Он походил взад-вперед по запертой комнате, и взгляд его остановился на красной кнопке сбоку двери. Как же он сразу не заметил, не нажал, не отворил, не вышел навстречу Нахангову? Маленький, хитренький, вышедший отсюда с надменной физиономией, и то догадался, прыгнул, чтобы открыть дверь машинного зала. Выходит, он здесь все знает - постоялец бункера каждую дырку, каждую кнопку, он, который, естественно, растворился в зале, уйдя в машины, будто рожден ими, выведен в одной из тех консервных банок из-под импортного зеленого горошка, громыхавших над его головой. А у Давлятова ума не хватило сообразить, что должна быть кнопка сбоку двери. Он догадывался обо всем чуть позже, чем маленький человечек, потому, наверное, узкоглазый опережает его всюду, и на улице, и дома, и здесь, в бункере. Давлятов еще с первого знакомства с маленьким хитреньким почувствовал с ним связь. Теперь же все более убеждался, что быстротой ума, сообразительностью, вездесущностью он должен дополнять вялый ум опаздывающего везде Давлятова.
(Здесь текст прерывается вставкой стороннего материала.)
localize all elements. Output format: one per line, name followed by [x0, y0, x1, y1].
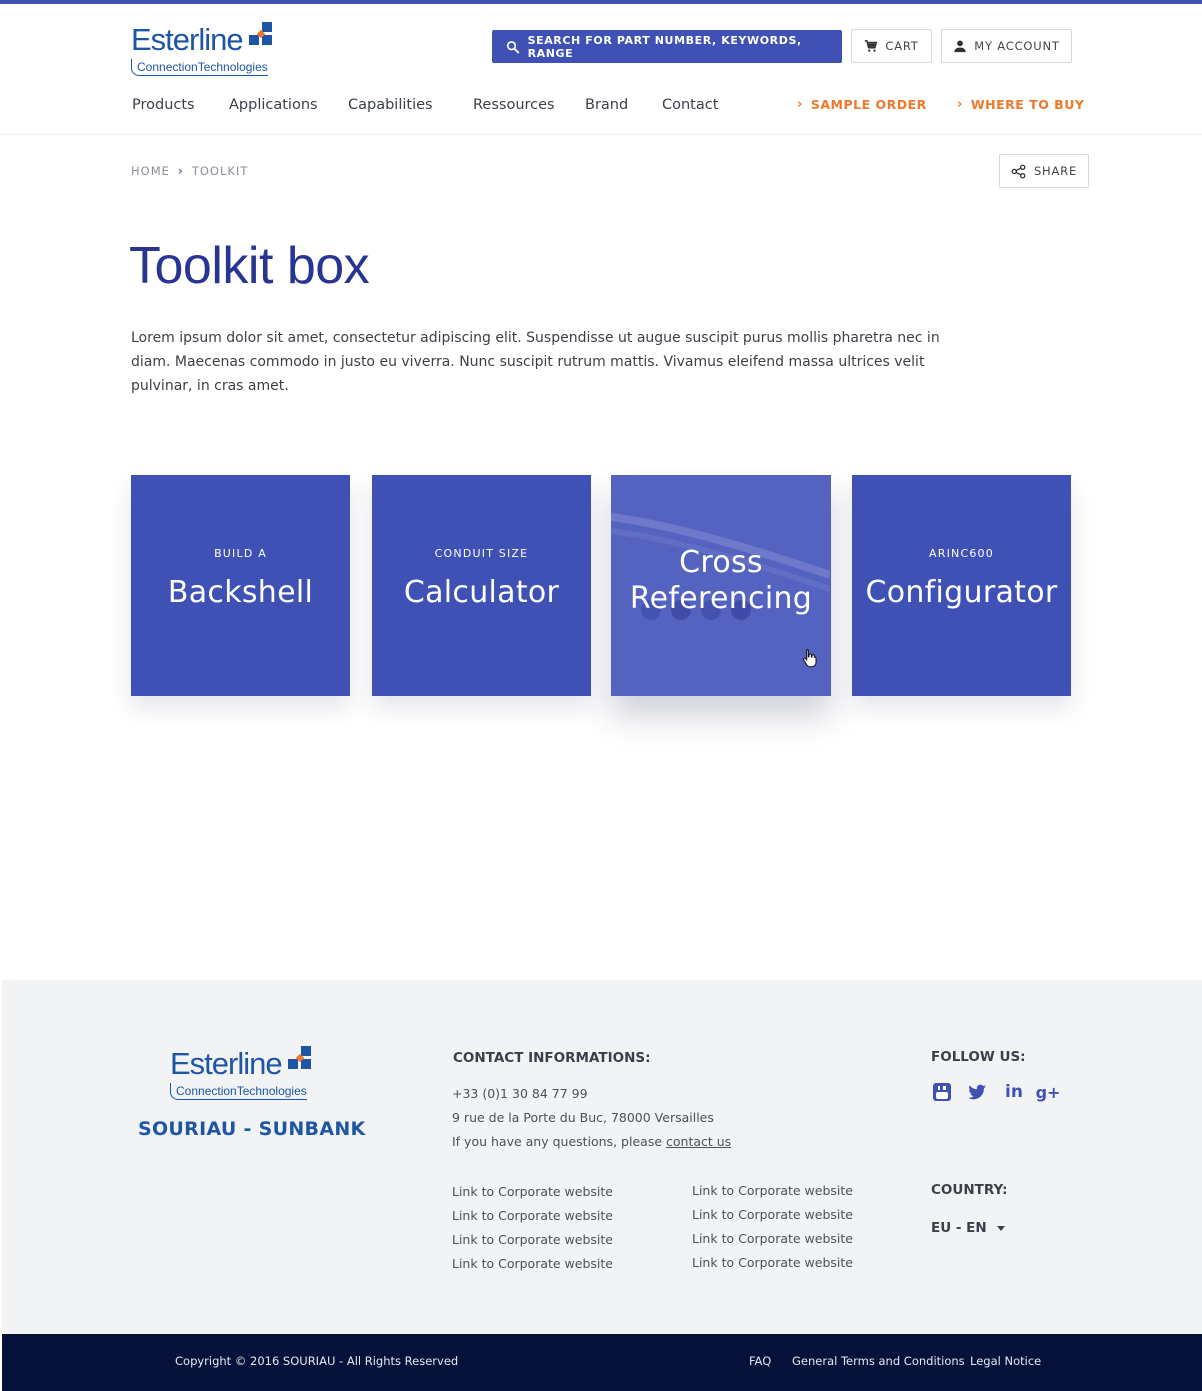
- sample-order-link[interactable]: › SAMPLE ORDER: [797, 97, 927, 112]
- legal-notice-link[interactable]: Legal Notice: [970, 1354, 1041, 1368]
- country-selector[interactable]: EU - EN: [931, 1220, 1005, 1236]
- nav-item-applications[interactable]: Applications: [229, 97, 318, 113]
- contact-phone: +33 (0)1 30 84 77 99: [452, 1086, 588, 1101]
- hand-cursor-icon: [803, 649, 817, 668]
- nav-item-brand[interactable]: Brand: [585, 97, 628, 113]
- intro-paragraph: Lorem ipsum dolor sit amet, consectetur …: [131, 330, 940, 394]
- logo-wordmark: Esterline: [170, 1046, 283, 1081]
- sample-order-label: SAMPLE ORDER: [810, 97, 927, 112]
- tool-card-title: Calculator: [403, 575, 560, 610]
- corporate-link[interactable]: Link to Corporate website: [692, 1255, 853, 1270]
- cart-label: CART: [885, 39, 919, 53]
- google-plus-icon[interactable]: g+: [1036, 1081, 1061, 1103]
- questions-text: If you have any questions, please: [452, 1134, 666, 1149]
- nav-item-contact[interactable]: Contact: [662, 97, 718, 113]
- tool-card-cross-referencing[interactable]: Cross Referencing: [611, 475, 831, 696]
- logo-wordmark: Esterline: [131, 22, 244, 57]
- logo-subtitle: ConnectionTechnologies: [131, 59, 268, 76]
- page-title: Toolkit box: [129, 237, 370, 295]
- search-button[interactable]: SEARCH FOR PART NUMBER, KEYWORDS, RANGE: [492, 30, 842, 63]
- my-account-label: MY ACCOUNT: [974, 39, 1060, 53]
- my-account-button[interactable]: MY ACCOUNT: [941, 29, 1072, 63]
- tool-card-calculator[interactable]: CONDUIT SIZE Calculator: [372, 475, 591, 696]
- contact-questions: If you have any questions, please contac…: [452, 1134, 731, 1149]
- tool-card-kicker: CONDUIT SIZE: [434, 547, 529, 560]
- tool-card-configurator[interactable]: ARINC600 Configurator: [852, 475, 1071, 696]
- tool-card-title: Configurator: [865, 575, 1058, 610]
- esterline-logo[interactable]: Esterline ConnectionTechnologies: [131, 22, 276, 78]
- user-icon: [954, 40, 966, 53]
- nav-item-ressources[interactable]: Ressources: [473, 97, 555, 113]
- tool-card-title: Backshell: [167, 575, 314, 610]
- tool-card-backshell[interactable]: BUILD A Backshell: [131, 475, 350, 696]
- nav-item-products[interactable]: Products: [132, 97, 195, 113]
- share-icon: [1011, 164, 1026, 178]
- share-button[interactable]: SHARE: [999, 154, 1089, 188]
- tool-card-kicker: ARINC600: [929, 547, 994, 560]
- twitter-icon[interactable]: [966, 1081, 988, 1103]
- corporate-link[interactable]: Link to Corporate website: [692, 1183, 853, 1198]
- footer-esterline-logo[interactable]: Esterline ConnectionTechnologies: [170, 1046, 320, 1102]
- breadcrumb-home[interactable]: HOME: [131, 164, 170, 178]
- search-icon: [506, 40, 520, 53]
- breadcrumb: HOME › TOOLKIT: [131, 164, 248, 178]
- tool-card-kicker: BUILD A: [214, 547, 267, 560]
- site-footer: [2, 980, 1202, 1334]
- logo-mark-icon: [249, 22, 273, 46]
- cart-button[interactable]: CART: [851, 29, 932, 63]
- corporate-link[interactable]: Link to Corporate website: [452, 1208, 613, 1223]
- corporate-link[interactable]: Link to Corporate website: [452, 1184, 613, 1199]
- contact-heading: CONTACT INFORMATIONS:: [453, 1050, 651, 1066]
- corporate-link[interactable]: Link to Corporate website: [452, 1256, 613, 1271]
- share-label: SHARE: [1033, 164, 1078, 178]
- corporate-link[interactable]: Link to Corporate website: [692, 1231, 853, 1246]
- tool-card-title-line: Referencing: [629, 581, 813, 616]
- chevron-right-icon: ›: [957, 97, 963, 112]
- linkedin-icon[interactable]: in: [1003, 1081, 1025, 1103]
- where-to-buy-link[interactable]: › WHERE TO BUY: [957, 97, 1084, 112]
- bottom-bar: Copyright © 2016 SOURIAU - All Rights Re…: [2, 1334, 1202, 1391]
- country-heading: COUNTRY:: [931, 1182, 1008, 1198]
- terms-link[interactable]: General Terms and Conditions: [792, 1354, 965, 1368]
- chevron-right-icon: ›: [797, 97, 803, 112]
- footer-brand-name: SOURIAU - SUNBANK: [138, 1118, 366, 1140]
- logo-subtitle: ConnectionTechnologies: [170, 1083, 307, 1100]
- chevron-right-icon: ›: [177, 164, 184, 178]
- follow-heading: FOLLOW US:: [931, 1049, 1026, 1065]
- faq-link[interactable]: FAQ: [749, 1354, 771, 1368]
- copyright-text: Copyright © 2016 SOURIAU - All Rights Re…: [175, 1354, 459, 1368]
- tool-card-title-line: Cross: [679, 545, 763, 580]
- contact-address: 9 rue de la Porte du Buc, 78000 Versaill…: [452, 1110, 714, 1125]
- search-label: SEARCH FOR PART NUMBER, KEYWORDS, RANGE: [527, 33, 802, 60]
- corporate-link[interactable]: Link to Corporate website: [452, 1232, 613, 1247]
- country-value: EU - EN: [931, 1220, 987, 1236]
- tool-card-title: Cross Referencing: [611, 545, 831, 617]
- logo-mark-icon: [288, 1046, 312, 1070]
- corporate-link[interactable]: Link to Corporate website: [692, 1207, 853, 1222]
- caret-down-icon: [996, 1225, 1005, 1231]
- breadcrumb-current: TOOLKIT: [191, 164, 249, 178]
- nav-item-capabilities[interactable]: Capabilities: [348, 97, 433, 113]
- cart-icon: [865, 40, 878, 52]
- youtube-icon[interactable]: [931, 1081, 953, 1103]
- where-to-buy-label: WHERE TO BUY: [970, 97, 1085, 112]
- contact-us-link[interactable]: contact us: [666, 1134, 731, 1149]
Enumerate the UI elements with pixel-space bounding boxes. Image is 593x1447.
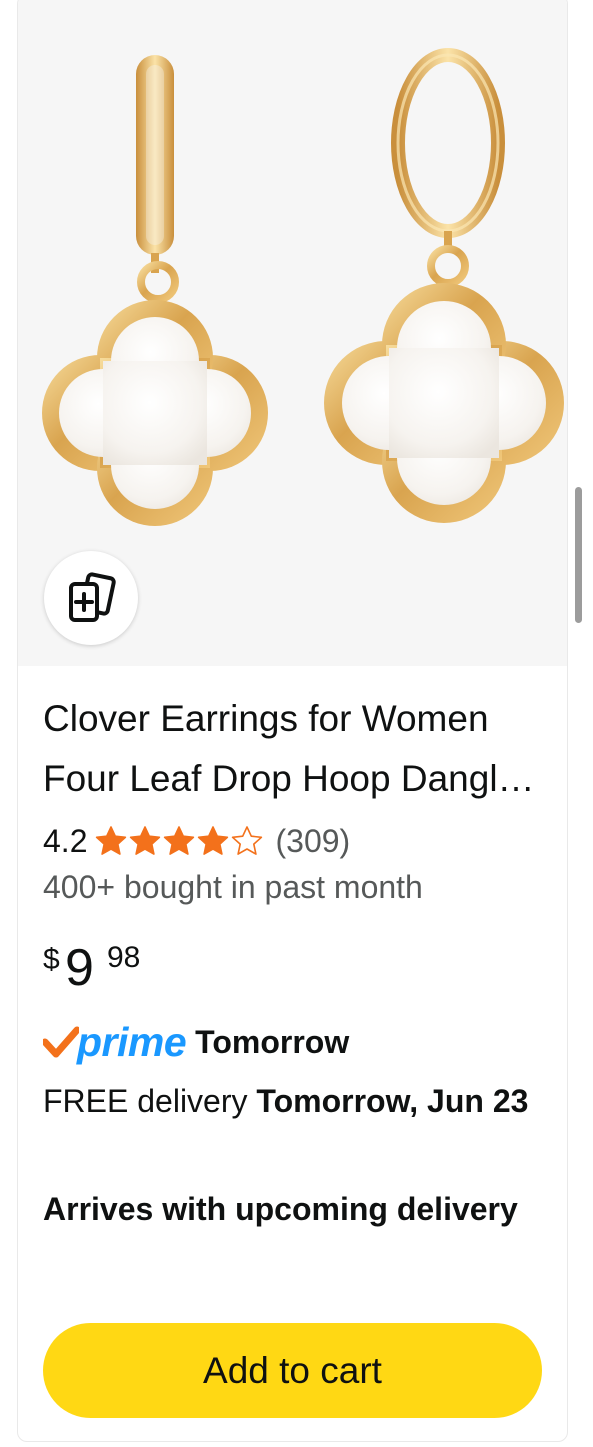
- rating-row[interactable]: 4.2 (309): [43, 821, 350, 861]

Из любопытства Давлятов нажал на кнопку, но дверь не двинулась, а табло над выходом приказало мелькающей надписью: "Вы должны работать".
- Спасибо! - не без иронии сказал Давлятов и направился к письменному столу.
И едва сел, - на удивление - сразу же забегала, запрыгала мысль, рука едва поспевала записывать, связывая все логически. Вознесение Мухаммеда на небо, его путешествие на спине Бурака и неожиданное появление его в фемудянском городе, истребление идолов и наречение Музаймы Субха-ном отводящим землетрясение - все это существенно дополнило его познание о Салихе. Лжепророк был уже подведен к позорной черте разоблачения, и осталась лишь самая малость, чтобы по знаку Давлятова палач опустил секиру на голову Салиха.
Зачем понадобилось беспокойному Мухаммеду выходить к ручью и наблюдать все, что разыгралось перед его глазами? Возможно, убийство дровосека и все связанное с ним прояснило что-то для самого пророка - в его заповедях и законоучении о природе и нравах человеческих, но Давлятову это осложнило дело. Для полного разоблачения Салиха ему нужно до конца понять смысл увиденного Мухаммедом у ручья и предупреждения, пришедшего ему с края седьмого неба, очерченного голубым лотосом:
"И впредь будь занят своим благочестием, пророк, ибо управление царством не твое дело..."
Повторяя эти слова, Давлятов заснул, но спал беспокойно, часто просыпаясь. Утром еле поднялся, ощущая тяжесть в голове. И, не зная, что делать, машинально нажал кнопку. Дверь опять не сдвинулась, зато загоревшееся табло предупредило: "Примите утренний душ, приведите постель в порядок, вам подадут завтрак".
Давлятов послушно зашел в ванную, но душ принимать не стал. Заученными, механическими движениями поправил постель, но тут ему снова захотелось подремать. Еле заставил себя сесть в кресло, чтобы ждать новых указаний из машинного зала, этого хранилища силы, воли, ума, памяти, такта и порядка.
Табло напомнило о себе свистом. Давлятов вздрогнул, повернулся к нему лицом и прочитал вслух:
- "Справа, из дверцы в стене, получите завтрак"... Спасибо, поблагодарил Давлятов. - Нельзя ли чуть попозже?
Ответа категорически не последовало. Давлятов отодвинул занавеску, и дверца сама распахнулась. Мини-эскалатор поднял к окошку завтрак на подносе, состоящий из яичницы, хлеба и чашки кофе.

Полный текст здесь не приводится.